空に預けた恋を誓う〜エリートパイロットは約束の幼馴染を一途に愛しぬく〜
「私も……拓ちゃんにまた会えて本当に良かった。……ありがとう、拓ちゃん」
かつての、息が詰まるような日々はもう遠い。
今、大切なひとと囲むこの食卓こそが、仄香にとってかけがえのない、満ち足りた時間だった。
食後の穏やかな余韻に浸りながら、片付けを申し出てくれた拓翔に甘え、仄香は先にバスルームへ向かった。
入浴剤を入れた湯にゆっくりと身を沈め、贅沢な時間を過ごす。それぞれに入浴を終えたあとは、自然な流れで寝室へと入った。

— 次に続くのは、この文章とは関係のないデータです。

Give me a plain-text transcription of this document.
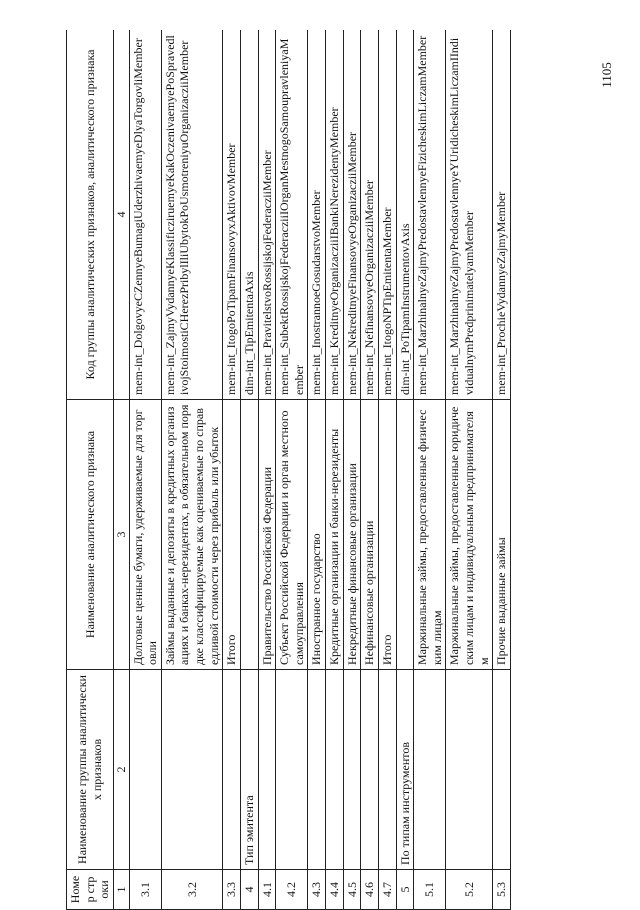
1105
Номер строки	Наименование группы аналитических признаков	Наименование аналитического признака	Код группы аналитических признаков, аналитического признака
1	2	3	4
3.1		Долговые ценные бумаги, удерживаемые для торговли	mem-int_DolgovyeCZennyeBumagiUderzhivaemyeDlyaTorgovliMember
3.2		Займы выданные и депозиты в кредитных организациях и банках-нерезидентах, в обязательном порядке классифицируемые как оцениваемые по справедливой стоимости через прибыль или убыток	mem-int_ZajmyVydannyeKlassificziruemyeKakOczenivaemyePoSpravedlivojStoimostiCHerezPribylIliUbytokPoUsmotreniyuOrganizacziiMember
3.3		Итого	mem-int_ItogoPoTipamFinansovyxAktivovMember
4	Тип эмитента		dim-int_TipEmitentaAxis
4.1		Правительство Российской Федерации	mem-int_PravitelstvoRossijskojFederacziiMember
4.2		Субъект Российской Федерации и орган местного самоуправления	mem-int_SubektRossijskojFederacziiIOrganMestnogoSamoupravleniyaMember
4.3		Иностранное государство	mem-int_InostrannoeGosudarstvoMember
4.4		Кредитные организации и банки-нерезиденты	mem-int_KreditnyeOrganizacziiIBankiNerezidentyMember
4.5		Некредитные финансовые организации	mem-int_NekreditnyeFinansovyeOrganizacziiMember
4.6		Нефинансовые организации	mem-int_NefinansovyeOrganizacziiMember
4.7		Итого	mem-int_ItogoNPTipEmitentaMember
5	По типам инструментов		dim-int_PoTipamInstrumentovAxis
5.1		Маржинальные займы, предоставленные физическим лицам	mem-int_MarzhinalnyeZajmyPredostavlennyeFizicheskimLiczamMember
5.2		Маржинальные займы, предоставленные юридическим лицам и индивидуальным предпринимателям	mem-int_MarzhinalnyeZajmyPredostavlennyeYUridicheskimLiczamIIndividualnymPredprinimatelyamMember
5.3		Прочие выданные займы	mem-int_ProchieVydannyeZajmyMember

キングサイズのベッドは、二人で横になってもなお余裕がある。昼間に仄香が洗濯したばかりのシーツは清潔な香りをまとい、天日で干した布団はふんわりと身体を受け止めてくれる。
「いい匂いだな。……気持ちいい」
そう言って心地よさそうに目を細める拓翔に、仄香は少しだけ弾んだ声で返した。
「今日は天気がよかったから、ふわふわに仕上がったの」
他愛のないやり取りに、自然と頬がゆるむ。
そのあとはいつも通り並んでベッドに横になり、「おやすみなさい」と声を交わして、そのまままどろみに落ちていく──はずだった。
けれど、隣から返ってくるはずのやさしい声がない。
不思議に思って拓翔の方に体を向け、彼を見上げる。間接照明の淡い光の中で浮かぶ熱を孕んだ瞳と視線が重なった瞬間、胸が小さく跳ねた。
「……仄香」
「……っ、なに…?」
さきほどまでの穏やかな彼とは違う、射抜くようなまなざしに、心臓がまたひとつ強く打った。